There was nothing wrong with her new weave. John, a course-mate in whom she had once harboured a vague interest, had said to her, “Love the new look, Dollop. Very glamorous.”
“Actually, I’m calling myself Dolly now,” she had wanted to reply but he was gone, striding away in his Abercrombie shirt, body of a band lead, brains the consistency of hair gel.
She had been christened Dollop by the girls in her Wiltshire boarding-school, their slender, Anglo-Saxon tongues unable to wrap themselves round the chunky syllables of Dọlapọ. Dumpling Dollop, dimpled doughnut. She had been chubby back then, breathless at the sight of a lacrosse stick. She lost weight in the summer before university, sprinting on a treadmill for an hour each day, living on nuts and red berries like a squirrel. She had lost thirty pounds in two months. She should have lost her nickname as well.

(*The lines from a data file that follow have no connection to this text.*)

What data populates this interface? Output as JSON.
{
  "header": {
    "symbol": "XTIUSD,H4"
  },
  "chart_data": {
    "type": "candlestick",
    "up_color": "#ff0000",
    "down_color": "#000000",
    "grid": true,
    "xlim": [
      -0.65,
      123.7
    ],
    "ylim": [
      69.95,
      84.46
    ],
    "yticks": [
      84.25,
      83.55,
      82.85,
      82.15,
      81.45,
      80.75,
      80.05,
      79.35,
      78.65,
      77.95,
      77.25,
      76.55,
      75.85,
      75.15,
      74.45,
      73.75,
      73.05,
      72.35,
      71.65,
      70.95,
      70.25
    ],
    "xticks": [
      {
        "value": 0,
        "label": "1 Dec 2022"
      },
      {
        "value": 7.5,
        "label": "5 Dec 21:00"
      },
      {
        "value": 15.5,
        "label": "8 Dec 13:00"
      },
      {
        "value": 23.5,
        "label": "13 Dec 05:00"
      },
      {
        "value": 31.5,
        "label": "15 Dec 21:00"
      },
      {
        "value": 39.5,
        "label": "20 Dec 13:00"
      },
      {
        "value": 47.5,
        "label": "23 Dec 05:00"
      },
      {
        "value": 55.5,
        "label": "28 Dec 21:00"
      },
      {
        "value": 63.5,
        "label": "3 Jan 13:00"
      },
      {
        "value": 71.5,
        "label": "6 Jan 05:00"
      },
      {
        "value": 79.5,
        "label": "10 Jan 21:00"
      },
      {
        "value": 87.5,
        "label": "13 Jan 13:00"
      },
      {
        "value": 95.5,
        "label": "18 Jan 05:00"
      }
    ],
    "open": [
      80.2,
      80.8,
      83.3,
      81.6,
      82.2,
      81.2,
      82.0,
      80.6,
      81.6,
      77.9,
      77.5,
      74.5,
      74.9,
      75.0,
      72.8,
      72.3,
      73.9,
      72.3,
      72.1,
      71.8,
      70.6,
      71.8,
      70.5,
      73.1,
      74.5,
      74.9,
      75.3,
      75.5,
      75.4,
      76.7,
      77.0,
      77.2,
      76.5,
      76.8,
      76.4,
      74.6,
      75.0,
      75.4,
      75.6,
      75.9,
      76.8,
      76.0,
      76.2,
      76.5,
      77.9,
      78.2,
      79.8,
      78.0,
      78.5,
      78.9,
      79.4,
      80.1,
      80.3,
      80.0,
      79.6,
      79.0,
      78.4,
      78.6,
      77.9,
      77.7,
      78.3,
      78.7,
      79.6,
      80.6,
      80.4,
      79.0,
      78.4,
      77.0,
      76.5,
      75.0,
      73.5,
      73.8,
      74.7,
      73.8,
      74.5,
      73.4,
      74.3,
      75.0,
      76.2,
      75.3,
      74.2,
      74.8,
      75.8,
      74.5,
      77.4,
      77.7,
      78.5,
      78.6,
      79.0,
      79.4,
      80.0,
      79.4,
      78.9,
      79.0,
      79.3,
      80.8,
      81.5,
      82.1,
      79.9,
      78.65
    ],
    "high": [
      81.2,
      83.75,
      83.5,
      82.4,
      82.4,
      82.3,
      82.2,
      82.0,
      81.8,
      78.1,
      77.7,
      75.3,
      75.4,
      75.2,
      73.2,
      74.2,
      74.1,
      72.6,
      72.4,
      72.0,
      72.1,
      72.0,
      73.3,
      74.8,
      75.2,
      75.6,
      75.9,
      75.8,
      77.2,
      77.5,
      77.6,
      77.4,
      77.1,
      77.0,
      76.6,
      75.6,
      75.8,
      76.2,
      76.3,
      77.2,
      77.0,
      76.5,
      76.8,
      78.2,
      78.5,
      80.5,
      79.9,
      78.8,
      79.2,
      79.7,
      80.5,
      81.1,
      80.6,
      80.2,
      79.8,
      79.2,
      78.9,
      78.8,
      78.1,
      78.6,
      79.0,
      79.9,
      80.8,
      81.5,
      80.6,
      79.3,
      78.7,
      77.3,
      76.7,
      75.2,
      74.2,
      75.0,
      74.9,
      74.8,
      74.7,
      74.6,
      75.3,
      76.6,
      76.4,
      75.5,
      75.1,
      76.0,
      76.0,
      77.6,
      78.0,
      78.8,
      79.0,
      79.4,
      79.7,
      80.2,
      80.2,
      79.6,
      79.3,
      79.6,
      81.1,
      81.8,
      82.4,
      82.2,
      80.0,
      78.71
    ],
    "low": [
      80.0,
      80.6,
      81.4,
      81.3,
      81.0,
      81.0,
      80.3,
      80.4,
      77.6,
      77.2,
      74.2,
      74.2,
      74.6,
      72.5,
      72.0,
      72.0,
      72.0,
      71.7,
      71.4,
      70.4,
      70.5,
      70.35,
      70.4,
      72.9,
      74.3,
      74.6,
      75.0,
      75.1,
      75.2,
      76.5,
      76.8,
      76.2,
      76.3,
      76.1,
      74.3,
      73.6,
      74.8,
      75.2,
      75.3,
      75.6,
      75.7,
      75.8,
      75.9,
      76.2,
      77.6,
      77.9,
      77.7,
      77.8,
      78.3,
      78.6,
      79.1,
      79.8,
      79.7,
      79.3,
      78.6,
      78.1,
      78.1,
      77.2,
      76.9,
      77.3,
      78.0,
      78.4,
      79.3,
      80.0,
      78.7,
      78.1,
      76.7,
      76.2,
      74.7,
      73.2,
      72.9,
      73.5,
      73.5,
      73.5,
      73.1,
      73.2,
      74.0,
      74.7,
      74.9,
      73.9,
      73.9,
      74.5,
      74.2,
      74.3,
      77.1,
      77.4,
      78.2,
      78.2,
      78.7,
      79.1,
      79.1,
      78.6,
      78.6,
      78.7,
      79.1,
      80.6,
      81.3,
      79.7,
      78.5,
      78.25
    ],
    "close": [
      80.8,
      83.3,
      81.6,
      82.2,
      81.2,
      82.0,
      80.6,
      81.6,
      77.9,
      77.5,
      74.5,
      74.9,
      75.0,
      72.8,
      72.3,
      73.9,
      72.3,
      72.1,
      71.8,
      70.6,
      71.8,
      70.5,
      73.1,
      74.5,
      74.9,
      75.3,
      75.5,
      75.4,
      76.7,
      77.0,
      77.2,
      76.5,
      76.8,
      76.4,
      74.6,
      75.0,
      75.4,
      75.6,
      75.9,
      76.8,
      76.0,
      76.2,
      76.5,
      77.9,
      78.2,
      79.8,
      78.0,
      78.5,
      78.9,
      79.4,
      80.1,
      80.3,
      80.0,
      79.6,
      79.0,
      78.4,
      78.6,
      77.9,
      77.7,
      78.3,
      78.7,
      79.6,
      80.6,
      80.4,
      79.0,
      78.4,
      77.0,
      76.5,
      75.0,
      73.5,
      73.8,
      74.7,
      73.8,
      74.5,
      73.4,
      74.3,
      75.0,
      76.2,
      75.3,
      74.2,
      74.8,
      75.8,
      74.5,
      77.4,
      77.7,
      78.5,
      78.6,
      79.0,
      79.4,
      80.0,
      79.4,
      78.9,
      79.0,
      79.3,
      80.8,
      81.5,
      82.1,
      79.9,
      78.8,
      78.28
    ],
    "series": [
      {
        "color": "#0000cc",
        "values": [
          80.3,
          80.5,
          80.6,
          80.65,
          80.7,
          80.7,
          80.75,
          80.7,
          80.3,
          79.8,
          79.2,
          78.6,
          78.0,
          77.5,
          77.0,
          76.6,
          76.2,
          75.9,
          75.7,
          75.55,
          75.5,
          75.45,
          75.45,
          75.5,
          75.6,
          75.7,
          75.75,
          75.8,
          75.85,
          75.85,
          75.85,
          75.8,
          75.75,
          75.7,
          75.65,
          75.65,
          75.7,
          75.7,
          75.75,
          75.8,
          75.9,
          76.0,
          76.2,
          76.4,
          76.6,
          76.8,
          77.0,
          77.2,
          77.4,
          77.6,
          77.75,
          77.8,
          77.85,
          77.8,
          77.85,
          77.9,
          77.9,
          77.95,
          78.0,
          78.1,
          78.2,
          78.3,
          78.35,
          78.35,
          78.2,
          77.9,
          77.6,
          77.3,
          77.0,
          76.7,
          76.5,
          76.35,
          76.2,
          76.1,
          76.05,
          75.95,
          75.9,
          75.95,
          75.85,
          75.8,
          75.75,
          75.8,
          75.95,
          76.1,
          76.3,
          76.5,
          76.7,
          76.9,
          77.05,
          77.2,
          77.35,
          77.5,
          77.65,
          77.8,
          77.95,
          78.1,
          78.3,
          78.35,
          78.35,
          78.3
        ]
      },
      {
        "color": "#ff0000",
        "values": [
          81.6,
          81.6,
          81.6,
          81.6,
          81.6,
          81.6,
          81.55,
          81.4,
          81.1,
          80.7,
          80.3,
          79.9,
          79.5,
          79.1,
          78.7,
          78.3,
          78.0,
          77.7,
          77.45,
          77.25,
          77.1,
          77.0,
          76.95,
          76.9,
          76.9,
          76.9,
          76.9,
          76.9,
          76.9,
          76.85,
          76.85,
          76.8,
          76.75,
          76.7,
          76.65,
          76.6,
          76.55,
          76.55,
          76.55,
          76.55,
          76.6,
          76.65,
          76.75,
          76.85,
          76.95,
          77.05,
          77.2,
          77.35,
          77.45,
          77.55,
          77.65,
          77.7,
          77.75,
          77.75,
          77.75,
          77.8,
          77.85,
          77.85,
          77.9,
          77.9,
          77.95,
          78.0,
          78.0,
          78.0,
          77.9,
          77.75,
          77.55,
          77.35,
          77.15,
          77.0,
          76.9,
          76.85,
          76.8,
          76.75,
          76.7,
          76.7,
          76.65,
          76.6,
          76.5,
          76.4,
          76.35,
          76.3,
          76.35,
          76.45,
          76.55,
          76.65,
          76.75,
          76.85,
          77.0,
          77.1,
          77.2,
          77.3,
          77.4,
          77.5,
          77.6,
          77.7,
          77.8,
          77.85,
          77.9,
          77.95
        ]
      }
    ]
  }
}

“Don’t tell me you introduce yourself to people as dollop?” her mentor Daisy had said in their first meeting. “That makes you sound like a blob of cream on the end of a spoon.”
“No one can pronounce Dọlapọ.”
“And nobody can pronounce Adaeze. Doesn’t mean I call myself dazed. I walk into a room, confidently with my shoulders back and say, ‘Hi my name is Adaeze, but you can call me Daisy.’ Now go out, come back in and introduce yourself again.”